Chen Xiaowang was the first Chen family master to take Taijiquan (Tai Chi) outside China, and to teach students unfamiliar with his culture, which he would meet for maybe one week a year. He faced the problem of how to be a good teacher for them, and his solution was to devise new teaching didactics. They needed exercises that made the principles readily understandable, and clear explanations.


Taijiquan (Tai Chi) aims to change your body, not just to teach you techniques. Changing one’s body is a deep and laborious process, it can’t be done by just imitating someone’s moves. From a mechanical standpoint, the human body is an incredibly complex machine.

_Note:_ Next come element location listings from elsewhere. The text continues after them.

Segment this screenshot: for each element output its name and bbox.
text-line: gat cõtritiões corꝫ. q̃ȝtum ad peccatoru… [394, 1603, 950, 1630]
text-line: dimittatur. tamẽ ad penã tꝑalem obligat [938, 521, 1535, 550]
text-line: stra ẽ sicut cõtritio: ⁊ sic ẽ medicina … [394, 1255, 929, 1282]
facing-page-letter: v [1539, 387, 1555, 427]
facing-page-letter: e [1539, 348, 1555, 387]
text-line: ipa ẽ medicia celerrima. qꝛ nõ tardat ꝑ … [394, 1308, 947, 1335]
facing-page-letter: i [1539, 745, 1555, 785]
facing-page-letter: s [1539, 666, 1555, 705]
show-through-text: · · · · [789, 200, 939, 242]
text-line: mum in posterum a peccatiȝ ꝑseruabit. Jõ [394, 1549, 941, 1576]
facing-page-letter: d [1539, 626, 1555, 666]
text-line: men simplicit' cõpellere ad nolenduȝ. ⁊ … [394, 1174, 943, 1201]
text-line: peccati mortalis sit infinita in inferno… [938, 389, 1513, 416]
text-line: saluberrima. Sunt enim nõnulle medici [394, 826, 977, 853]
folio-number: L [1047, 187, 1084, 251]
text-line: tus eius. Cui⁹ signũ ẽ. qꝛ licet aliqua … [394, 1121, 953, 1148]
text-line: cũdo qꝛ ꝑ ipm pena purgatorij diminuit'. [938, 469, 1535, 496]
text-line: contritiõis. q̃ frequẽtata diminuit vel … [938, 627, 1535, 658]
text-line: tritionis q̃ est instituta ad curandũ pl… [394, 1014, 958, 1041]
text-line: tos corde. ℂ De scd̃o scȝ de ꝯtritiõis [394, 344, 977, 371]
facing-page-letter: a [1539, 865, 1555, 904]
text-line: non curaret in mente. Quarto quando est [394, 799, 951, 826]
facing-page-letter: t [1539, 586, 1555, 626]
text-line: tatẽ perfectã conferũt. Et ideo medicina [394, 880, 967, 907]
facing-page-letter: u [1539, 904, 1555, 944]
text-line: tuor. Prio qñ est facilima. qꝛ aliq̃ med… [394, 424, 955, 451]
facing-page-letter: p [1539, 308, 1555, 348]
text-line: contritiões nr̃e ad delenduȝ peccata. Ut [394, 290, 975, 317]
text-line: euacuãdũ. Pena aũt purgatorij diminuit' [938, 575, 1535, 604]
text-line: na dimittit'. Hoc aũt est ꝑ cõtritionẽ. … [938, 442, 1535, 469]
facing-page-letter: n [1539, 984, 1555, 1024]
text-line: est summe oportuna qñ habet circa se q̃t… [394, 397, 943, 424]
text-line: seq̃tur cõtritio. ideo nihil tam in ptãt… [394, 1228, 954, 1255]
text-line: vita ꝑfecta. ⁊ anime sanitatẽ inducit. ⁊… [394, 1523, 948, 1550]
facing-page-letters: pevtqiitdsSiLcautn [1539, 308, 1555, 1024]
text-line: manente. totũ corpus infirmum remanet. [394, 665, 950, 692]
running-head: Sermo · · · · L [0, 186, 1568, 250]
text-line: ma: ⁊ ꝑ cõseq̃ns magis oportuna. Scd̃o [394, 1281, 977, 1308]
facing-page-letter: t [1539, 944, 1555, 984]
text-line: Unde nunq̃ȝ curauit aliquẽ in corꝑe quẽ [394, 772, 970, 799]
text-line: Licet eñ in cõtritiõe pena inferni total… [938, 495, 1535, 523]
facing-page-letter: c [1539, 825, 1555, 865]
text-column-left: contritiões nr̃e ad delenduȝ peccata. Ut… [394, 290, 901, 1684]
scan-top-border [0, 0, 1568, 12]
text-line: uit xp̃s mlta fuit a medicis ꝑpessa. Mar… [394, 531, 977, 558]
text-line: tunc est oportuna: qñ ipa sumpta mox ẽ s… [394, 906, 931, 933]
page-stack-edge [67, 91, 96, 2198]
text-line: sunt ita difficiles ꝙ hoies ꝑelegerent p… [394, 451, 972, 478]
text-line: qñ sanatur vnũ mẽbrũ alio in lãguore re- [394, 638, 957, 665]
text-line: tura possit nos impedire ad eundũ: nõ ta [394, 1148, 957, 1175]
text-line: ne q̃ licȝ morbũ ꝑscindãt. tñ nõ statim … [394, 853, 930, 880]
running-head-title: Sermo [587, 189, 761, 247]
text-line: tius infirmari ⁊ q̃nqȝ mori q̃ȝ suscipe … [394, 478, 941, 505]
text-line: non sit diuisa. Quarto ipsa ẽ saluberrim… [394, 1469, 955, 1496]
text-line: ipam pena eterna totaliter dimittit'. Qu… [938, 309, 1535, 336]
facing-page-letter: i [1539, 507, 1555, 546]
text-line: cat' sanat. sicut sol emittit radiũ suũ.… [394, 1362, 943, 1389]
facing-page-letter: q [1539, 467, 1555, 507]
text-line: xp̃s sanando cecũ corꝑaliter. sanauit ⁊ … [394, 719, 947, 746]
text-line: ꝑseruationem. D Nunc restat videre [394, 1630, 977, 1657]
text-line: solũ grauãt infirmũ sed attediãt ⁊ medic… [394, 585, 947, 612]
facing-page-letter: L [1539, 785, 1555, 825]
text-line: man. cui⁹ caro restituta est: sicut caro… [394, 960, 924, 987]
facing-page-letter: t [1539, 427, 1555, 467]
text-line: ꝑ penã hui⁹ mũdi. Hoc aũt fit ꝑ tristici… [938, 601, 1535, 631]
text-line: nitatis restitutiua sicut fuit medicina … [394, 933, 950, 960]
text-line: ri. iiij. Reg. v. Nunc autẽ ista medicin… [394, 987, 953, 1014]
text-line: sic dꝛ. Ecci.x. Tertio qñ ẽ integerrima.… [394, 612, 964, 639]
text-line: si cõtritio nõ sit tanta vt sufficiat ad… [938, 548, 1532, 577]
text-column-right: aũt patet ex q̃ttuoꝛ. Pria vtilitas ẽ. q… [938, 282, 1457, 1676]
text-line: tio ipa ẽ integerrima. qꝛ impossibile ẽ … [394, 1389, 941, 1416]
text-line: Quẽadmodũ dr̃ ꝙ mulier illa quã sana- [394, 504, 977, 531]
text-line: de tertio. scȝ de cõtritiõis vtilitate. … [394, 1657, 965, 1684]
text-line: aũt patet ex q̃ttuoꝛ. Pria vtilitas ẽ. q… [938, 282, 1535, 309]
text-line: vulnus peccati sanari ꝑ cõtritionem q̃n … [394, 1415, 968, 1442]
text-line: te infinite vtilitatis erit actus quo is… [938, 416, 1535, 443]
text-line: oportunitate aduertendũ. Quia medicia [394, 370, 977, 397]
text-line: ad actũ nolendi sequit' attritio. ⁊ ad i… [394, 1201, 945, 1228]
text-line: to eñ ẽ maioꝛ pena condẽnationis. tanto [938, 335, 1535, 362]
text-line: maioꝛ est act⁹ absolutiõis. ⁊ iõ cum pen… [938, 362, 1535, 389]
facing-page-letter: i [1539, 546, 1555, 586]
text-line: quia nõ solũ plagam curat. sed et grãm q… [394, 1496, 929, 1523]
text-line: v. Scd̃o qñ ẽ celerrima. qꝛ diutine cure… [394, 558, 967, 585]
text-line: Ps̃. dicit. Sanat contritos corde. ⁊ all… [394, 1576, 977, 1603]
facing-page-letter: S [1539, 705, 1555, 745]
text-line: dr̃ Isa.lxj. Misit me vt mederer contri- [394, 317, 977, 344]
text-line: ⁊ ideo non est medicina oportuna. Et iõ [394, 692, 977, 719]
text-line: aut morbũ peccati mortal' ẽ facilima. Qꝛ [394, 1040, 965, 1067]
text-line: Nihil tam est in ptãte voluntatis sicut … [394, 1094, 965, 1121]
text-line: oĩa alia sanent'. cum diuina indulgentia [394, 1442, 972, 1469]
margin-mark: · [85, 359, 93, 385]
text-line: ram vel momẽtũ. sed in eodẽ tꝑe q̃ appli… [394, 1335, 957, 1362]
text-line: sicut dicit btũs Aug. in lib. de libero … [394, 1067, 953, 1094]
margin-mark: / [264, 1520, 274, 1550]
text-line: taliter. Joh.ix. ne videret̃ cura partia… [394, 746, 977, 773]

It can make externally similar moves using many different variations of power distribution on the inside.
There are three ways of teaching: showing, explaining, and hands-on guiding. Explaining refers to exposing the theory; showing, to having the students copy the way the teacher moves; and guiding means that the teacher has to put his hands on the student’s body and move it with his own hands.
This might sound a little exagerated, but it is imperative. It is the only way to assure that the correct power distribution is understood by the Taijiquan (Tai Chi) student. The body structure of the student has to be changed, his posture and the shape of his body have to be changed, and these changes have to stick during the movement. It can’t be done without hands-on guidance, otherwise it would suffice to read a book and watch videos.


Finally, the teacher has to show the students how to apply Taijiquan (Tai Chi) principles in practice. They can be described in words, but it’s not enough, they must to shown in person. There’s a quality in Taijiquan (Tai Chi) movement that cannot be transmitted without the teacher being present.
For example: when someone is learning pulse diagnosis in Chinese Medicine, the teacher has to show the student what a wiry pulse is. They need a patient there, and the teacher has to diagnose it and show the student, “See? This is a wiry pulse.” There are Classics and books about it, but it has to be shown.
Likewise in Taijiquan (Tai Chi), there is a simple method to move the body, which words can describe but can’t actually teach, that has to be shown in person.